Toby Driver’s history of our country’s hillforts in a lavishly illustrated and pretty easy to read exploration of those pre-Roman constructs tops my pile.

The Hillforts of Iron Age Wales (Logaston Press) uncovers the fact that there are more than 3000 examples of these mysterious places still extant. No part of the country is without them. It’ll do the entire nation well if for 2024 we resolve to visit more.

Earlier in the year two of Wales’ leading critics and literary thinkers came out with career-fulfilling masterpieces.

Dai Smith with his life and cultural times of the past 50 years Off The Track (Parthian) – smoothly loquacious on occasion but that’s the joy of it – his wit and incisive analysis are unmatched – and Sam Adams’ Letters From Wales (Parthian) which is in the running for the fattest book ever published in Wales.

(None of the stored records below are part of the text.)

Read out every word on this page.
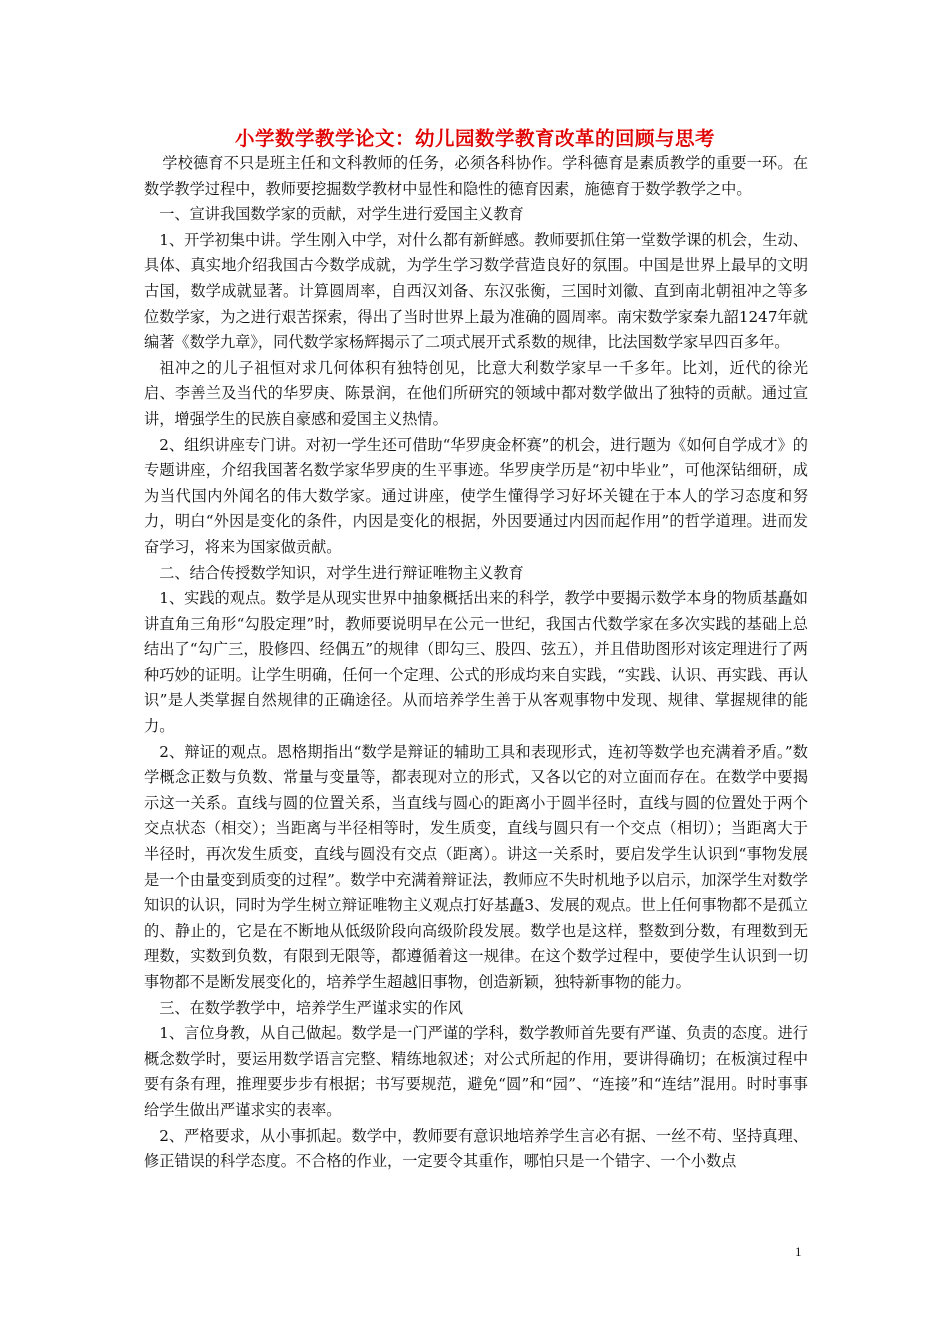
小学数学教学论文：幼儿园数学教育改革的回顾与思考

学校德育不只是班主任和文科教师的任务，必须各科协作。学科德育是素质教学的重要一环。在数学教学过程中，教师要挖掘数学教材中显性和隐性的德育因素，施德育于数学教学之中。

一、宣讲我国数学家的贡献，对学生进行爱国主义教育

1、开学初集中讲。学生刚入中学，对什么都有新鲜感。教师要抓住第一堂数学课的机会，生动、具体、真实地介绍我国古今数学成就，为学生学习数学营造良好的氛围。中国是世界上最早的文明古国，数学成就显著。计算圆周率，自西汉刘备、东汉张衡，三国时刘徽、直到南北朝祖冲之等多位数学家，为之进行艰苦探索，得出了当时世界上最为准确的圆周率。南宋数学家秦九韶1247年就编著《数学九章》，同代数学家杨辉揭示了二项式展开式系数的规律，比法国数学家早四百多年。

祖冲之的儿子祖恒对求几何体积有独特创见，比意大利数学家早一千多年。比刘，近代的徐光启、李善兰及当代的华罗庚、陈景润，在他们所研究的领域中都对数学做出了独特的贡献。通过宣讲，增强学生的民族自豪感和爱国主义热情。

2、组织讲座专门讲。对初一学生还可借助“华罗庚金杯赛”的机会，进行题为《如何自学成才》的专题讲座，介绍我国著名数学家华罗庚的生平事迹。华罗庚学历是“初中毕业”，可他深钻细研，成为当代国内外闻名的伟大数学家。通过讲座，使学生懂得学习好坏关键在于本人的学习态度和努力，明白“外因是变化的条件，内因是变化的根据，外因要通过内因而起作用”的哲学道理。进而发奋学习，将来为国家做贡献。

二、结合传授数学知识，对学生进行辩证唯物主义教育

1、实践的观点。数学是从现实世界中抽象概括出来的科学，教学中要揭示数学本身的物质基矗如讲直角三角形“勾股定理”时，教师要说明早在公元一世纪，我国古代数学家在多次实践的基础上总结出了“勾广三，股修四、经偶五”的规律（即勾三、股四、弦五），并且借助图形对该定理进行了两种巧妙的证明。让学生明确，任何一个定理、公式的形成均来自实践，“实践、认识、再实践、再认识”是人类掌握自然规律的正确途径。从而培养学生善于从客观事物中发现、规律、掌握规律的能力。

2、辩证的观点。恩格期指出“数学是辩证的辅助工具和表现形式，连初等数学也充满着矛盾。”数学概念正数与负数、常量与变量等，都表现对立的形式，又各以它的对立面而存在。在数学中要揭示这一关系。直线与圆的位置关系，当直线与圆心的距离小于圆半径时，直线与圆的位置处于两个交点状态（相交）；当距离与半径相等时，发生质变，直线与圆只有一个交点（相切）；当距离大于半径时，再次发生质变，直线与圆没有交点（距离）。讲这一关系时，要启发学生认识到“事物发展是一个由量变到质变的过程”。数学中充满着辩证法，教师应不失时机地予以启示，加深学生对数学知识的认识，同时为学生树立辩证唯物主义观点打好基矗3、发展的观点。世上任何事物都不是孤立的、静止的，它是在不断地从低级阶段向高级阶段发展。数学也是这样，整数到分数，有理数到无理数，实数到负数，有限到无限等，都遵循着这一规律。在这个数学过程中，要使学生认识到一切事物都不是断发展变化的，培养学生超越旧事物，创造新颖，独特新事物的能力。

三、在数学教学中，培养学生严谨求实的作风

1、言位身教，从自己做起。数学是一门严谨的学科，数学教师首先要有严谨、负责的态度。进行概念数学时，要运用数学语言完整、精练地叙述；对公式所起的作用，要讲得确切；在板演过程中要有条有理，推理要步步有根据；书写要规范，避免“圆”和“园”、“连接”和“连结”混用。时时事事给学生做出严谨求实的表率。

2、严格要求，从小事抓起。数学中，教师要有意识地培养学生言必有据、一丝不苟、坚持真理、修正错误的科学态度。不合格的作业，一定要令其重作，哪怕只是一个错字、一个小数点

1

Sam’s informative and decisively broad-reaching literary coverage of Anglophone Wales started life as a series of columns in the English poetry magazine PN Review. If you want to understand how writing went in Wales during the past 70 years then check here.

Republic is published by Seren

Nerys Williams’ Republic (Seren) excites with a post-modern often prose-poem take on life in west Wales. On this standing she should make it as the next National Poet. But top of the poetry books for me isn’t anything like a new production.

The late Chris Torrance’s Selected Early Poems (Shearsman), that’s the work he produced before starting on his masterwork The Magic Door in the seventies, show that he was on fire from the word go. Having written he then went out and taught.  We could do with a few more poets like him.